My new companion is Elder Farnsworth. He's from Amarillo, Texas. He has no Chinese blood in him. I hear he's a hard worker, which is always good news to me. I asked him if he ever went boar hunting, and he replied he almost did once. I told him when we get home we can fix that. 
I guess the biggest news is that we're opening up a new area together. Hung Shui Kiu (Huhng Seui Kiuh), close to Yuen Long in the New Territories. You can look those up, Mom. Apparently they just built a new chapel in Hung Shui Kiu and are splitting up the wards in two other areas and creating a new area, to which E. Farnsworth and I have been assigned. I hear the chapel is just like an American chapel, except two stories high and nicer than any other chapel in Hong Kong. Elder Farnsworth is my senior companion, and he and I are ready to build good relationships with the members up here and start fresh in our new area. It's exciting and a little overwhelming, but I feel God has put a lot of trust in both of us to open up more doorways for church progression in Hong Kong. 

I used my audio recorder a ton this week. I decided to go around to every member or investigator that I'd developed a relationship with over the past 5 and a half months and ask them if they would leave me a message on my recorder. I told them I'd listen to it in ten years, and promised I'd still understand Cantonese. It's a good way to force yourself to remember the language God's prepared you to speak -- there's a lot of promises to keep! I have with me the voices of the lives and the people that I've worked with, and I will cherish that forever. 

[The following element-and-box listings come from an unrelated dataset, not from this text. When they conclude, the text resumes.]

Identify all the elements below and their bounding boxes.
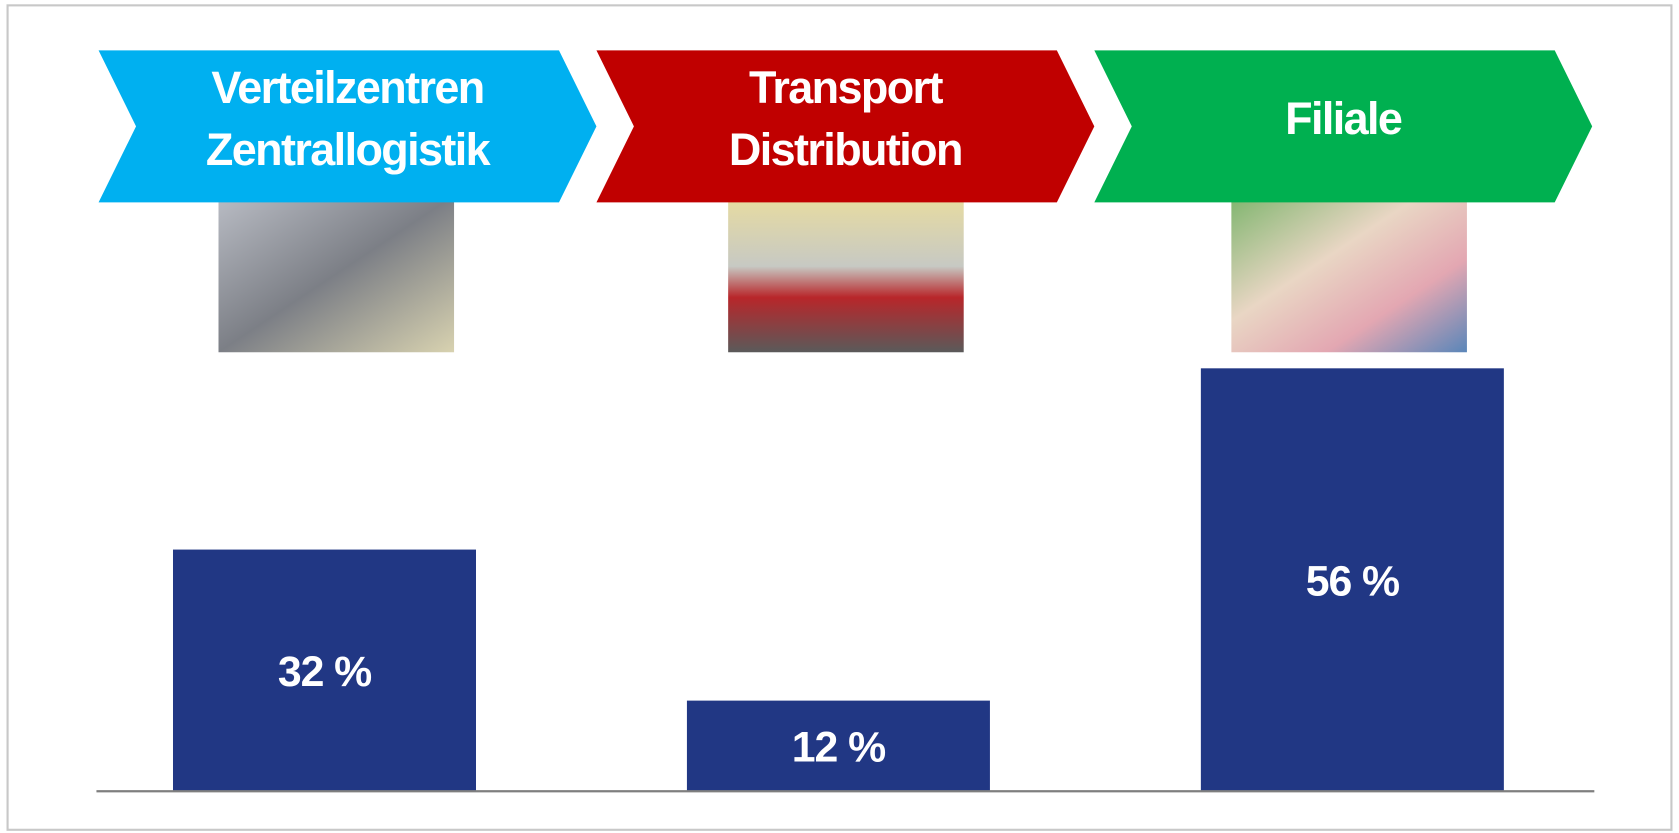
category-label: Verteilzentren — [211, 62, 483, 113]
photo — [218, 196, 454, 352]
value-label: 12 % — [792, 724, 885, 772]
value-label: 32 % — [278, 648, 371, 696]
photos — [218, 196, 1466, 352]
photo — [728, 196, 964, 352]
page: {"chart_data": {"type": "bar", "categori… — [0, 0, 1679, 833]
photo — [1231, 196, 1467, 352]
category-label: Distribution — [729, 124, 962, 175]
category-label: Zentrallogistik — [206, 124, 492, 175]
category-label: Filiale — [1285, 93, 1402, 144]
category-label: Transport — [749, 62, 943, 113]
chart: Verteilzentren Zentrallogistik Transport Di… — [0, 0, 1679, 833]
value-label: 56 % — [1306, 557, 1399, 605]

It was really sad to leave Aberdeen. Honestly, it's all I really know out here. I've been there for 4 moves, about 5 and 1/2 months, and it's the place that I learned to understand and speak Cantonese, the place that I was welcomed into the mission, the place that I faced my first very trying moments in the field, and the place that I really began to understand what it meant to rely on the Lord in all I do. Just before personal study I knelt to pray for inspiration, and as I began to say that I was thankful to serve in Aberdeen I started to feel pretty emotional. Of course in a manly way, but I realized then that this place has really changed me and moved me in so many ways. 
I feel as if I've started my mission over. I worked as hard as I could til the last moment in Aberdeen, and now I'm in a new place, I know no-one, and everything is different. It's an adventure, and I'm ready to take it on. I know in Whom I have trusted. In Whom I've been taught to trust, one step at a time.

There's so much work to do. Pray for my companion and I to find families to teach. That is a very big focus of our mission right now. Just like every new phase of my mission seems like a new phase of learning, so is life. I feel like I'm living a whole life in these two years, and preparing myself to face any challenge that I'm to face in the future. Something that I've taken to asking on the streets is "What has greater worth than gold?" Everyone knows immediately that it is family. That it is life. That it is choice. It really is. God bless you all!